Barlow’s brow furrowed. “Like what?”
“You know what; rape, murder, pillage, blasphemy… basically breaking all the Ten Commandments like it was on their to-do list.”
“Please say it wasn’t in Oklahoma.”
“No, further north than Tulsa, although I didn’t come that way. Worst I saw was outside Jefferson City. Colonel went all… what was that colonel in Apocalypse Now? Kurtz?”
“I think so. Been a long time since I’ve seen that movie.”
“Well, gonna be a long time before Hollywood makes any more. Mustang Lieutenant, Germann, was saying that albums are going to make a comeback if we ever get electricity back up. Too many CD players and iPods with all that delicate wiring melted down, you know.”
“Well, I can listen to almost anything,” Barlow said with a grunt. “But if it takes the fall of civilization to stop the spread of Kanye, then I can make some sacrifices in my listening pleasure.”

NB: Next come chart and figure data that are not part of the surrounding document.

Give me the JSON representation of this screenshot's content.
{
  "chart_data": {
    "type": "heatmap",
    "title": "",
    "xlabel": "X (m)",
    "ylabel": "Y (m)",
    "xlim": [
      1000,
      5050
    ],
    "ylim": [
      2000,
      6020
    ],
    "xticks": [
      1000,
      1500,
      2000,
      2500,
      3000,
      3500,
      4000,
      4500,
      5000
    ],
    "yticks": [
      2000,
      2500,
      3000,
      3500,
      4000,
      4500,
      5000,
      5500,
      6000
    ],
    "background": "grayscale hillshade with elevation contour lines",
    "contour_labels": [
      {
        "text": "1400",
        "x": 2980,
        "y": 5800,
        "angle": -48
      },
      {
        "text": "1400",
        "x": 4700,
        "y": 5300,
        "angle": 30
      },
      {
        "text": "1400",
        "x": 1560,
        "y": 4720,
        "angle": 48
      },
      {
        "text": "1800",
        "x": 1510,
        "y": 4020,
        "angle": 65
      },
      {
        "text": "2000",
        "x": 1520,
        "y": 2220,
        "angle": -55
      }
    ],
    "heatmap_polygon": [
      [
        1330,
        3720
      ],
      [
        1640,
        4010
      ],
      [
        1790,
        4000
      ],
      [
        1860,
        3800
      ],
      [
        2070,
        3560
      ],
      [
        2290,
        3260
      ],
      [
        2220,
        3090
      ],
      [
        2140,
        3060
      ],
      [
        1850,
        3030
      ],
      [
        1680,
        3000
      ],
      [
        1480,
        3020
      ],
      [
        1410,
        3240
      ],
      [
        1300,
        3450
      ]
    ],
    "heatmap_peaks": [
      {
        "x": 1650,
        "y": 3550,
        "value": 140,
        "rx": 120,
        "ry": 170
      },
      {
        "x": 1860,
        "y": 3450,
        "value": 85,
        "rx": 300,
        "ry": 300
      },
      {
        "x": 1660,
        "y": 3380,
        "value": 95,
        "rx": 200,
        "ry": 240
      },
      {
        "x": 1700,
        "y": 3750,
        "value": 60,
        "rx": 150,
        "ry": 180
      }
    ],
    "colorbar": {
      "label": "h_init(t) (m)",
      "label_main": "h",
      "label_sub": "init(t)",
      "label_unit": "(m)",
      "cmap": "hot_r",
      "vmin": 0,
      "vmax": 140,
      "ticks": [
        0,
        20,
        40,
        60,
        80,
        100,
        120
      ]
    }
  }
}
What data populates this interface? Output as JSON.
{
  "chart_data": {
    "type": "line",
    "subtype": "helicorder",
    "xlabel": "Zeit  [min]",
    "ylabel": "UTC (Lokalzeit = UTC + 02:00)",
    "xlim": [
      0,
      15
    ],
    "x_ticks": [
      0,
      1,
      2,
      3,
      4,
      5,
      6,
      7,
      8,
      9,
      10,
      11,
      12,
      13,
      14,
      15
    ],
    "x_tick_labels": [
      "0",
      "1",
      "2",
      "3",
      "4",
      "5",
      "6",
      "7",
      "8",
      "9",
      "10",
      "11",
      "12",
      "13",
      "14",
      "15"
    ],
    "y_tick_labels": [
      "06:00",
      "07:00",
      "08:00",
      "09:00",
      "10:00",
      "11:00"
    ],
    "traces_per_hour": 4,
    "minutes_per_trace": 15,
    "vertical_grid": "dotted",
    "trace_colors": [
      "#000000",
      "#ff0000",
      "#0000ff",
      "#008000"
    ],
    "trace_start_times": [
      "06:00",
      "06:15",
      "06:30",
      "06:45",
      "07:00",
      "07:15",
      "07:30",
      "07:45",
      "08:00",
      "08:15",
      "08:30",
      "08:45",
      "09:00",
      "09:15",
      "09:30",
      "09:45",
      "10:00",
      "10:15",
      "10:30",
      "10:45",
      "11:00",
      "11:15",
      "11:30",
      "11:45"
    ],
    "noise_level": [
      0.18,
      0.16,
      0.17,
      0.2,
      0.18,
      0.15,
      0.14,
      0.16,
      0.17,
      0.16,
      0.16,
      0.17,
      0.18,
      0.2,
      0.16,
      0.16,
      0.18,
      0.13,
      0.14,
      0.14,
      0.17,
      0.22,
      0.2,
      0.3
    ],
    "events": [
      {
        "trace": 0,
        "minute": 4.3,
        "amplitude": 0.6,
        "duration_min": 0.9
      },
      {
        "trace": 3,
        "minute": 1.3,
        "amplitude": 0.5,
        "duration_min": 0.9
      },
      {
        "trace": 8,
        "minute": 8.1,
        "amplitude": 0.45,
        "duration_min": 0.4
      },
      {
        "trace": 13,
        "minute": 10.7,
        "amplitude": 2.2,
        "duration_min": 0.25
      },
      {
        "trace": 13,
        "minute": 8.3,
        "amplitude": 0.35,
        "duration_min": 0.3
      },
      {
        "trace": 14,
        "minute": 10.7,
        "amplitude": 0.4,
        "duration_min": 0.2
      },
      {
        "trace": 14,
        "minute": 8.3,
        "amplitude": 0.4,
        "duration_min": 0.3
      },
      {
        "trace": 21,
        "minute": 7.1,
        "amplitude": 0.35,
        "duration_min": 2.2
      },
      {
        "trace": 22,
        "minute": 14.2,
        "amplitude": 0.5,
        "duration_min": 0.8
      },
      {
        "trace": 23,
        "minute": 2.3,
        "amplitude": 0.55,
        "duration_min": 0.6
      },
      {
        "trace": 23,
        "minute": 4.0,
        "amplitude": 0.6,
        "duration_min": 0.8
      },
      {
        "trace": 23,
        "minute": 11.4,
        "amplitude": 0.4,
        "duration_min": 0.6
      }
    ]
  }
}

The girls found us laughing at the sergeant’s fake somber pronouncement. I looked at Lori and then Summer. It was time to take these girls home.
CHAPTER THIRTEEN
The Thompsons lived in a quiet little suburban neighborhood halfway between McAlester and the small town of Hartshorne. When we asked Sergeant Barlow about the area, he admitted he knew nothing about the current status of the area; between trying to keep the prison and the McAlester Ammunition Plant under guard as well as patrolling the town itself and ‘watching the roads’—which was a polite way of saying maintaining roadblocks—the company sized unit was already overstretched.
I wanted to wait for Captain Bisley, hoping for more intel, but Lori and Summer were more determined than ever to check on their family. I couldn’t argue with the sentiment. Barlow at least got us dashboard tags that proclaimed we were acting on official Guard business.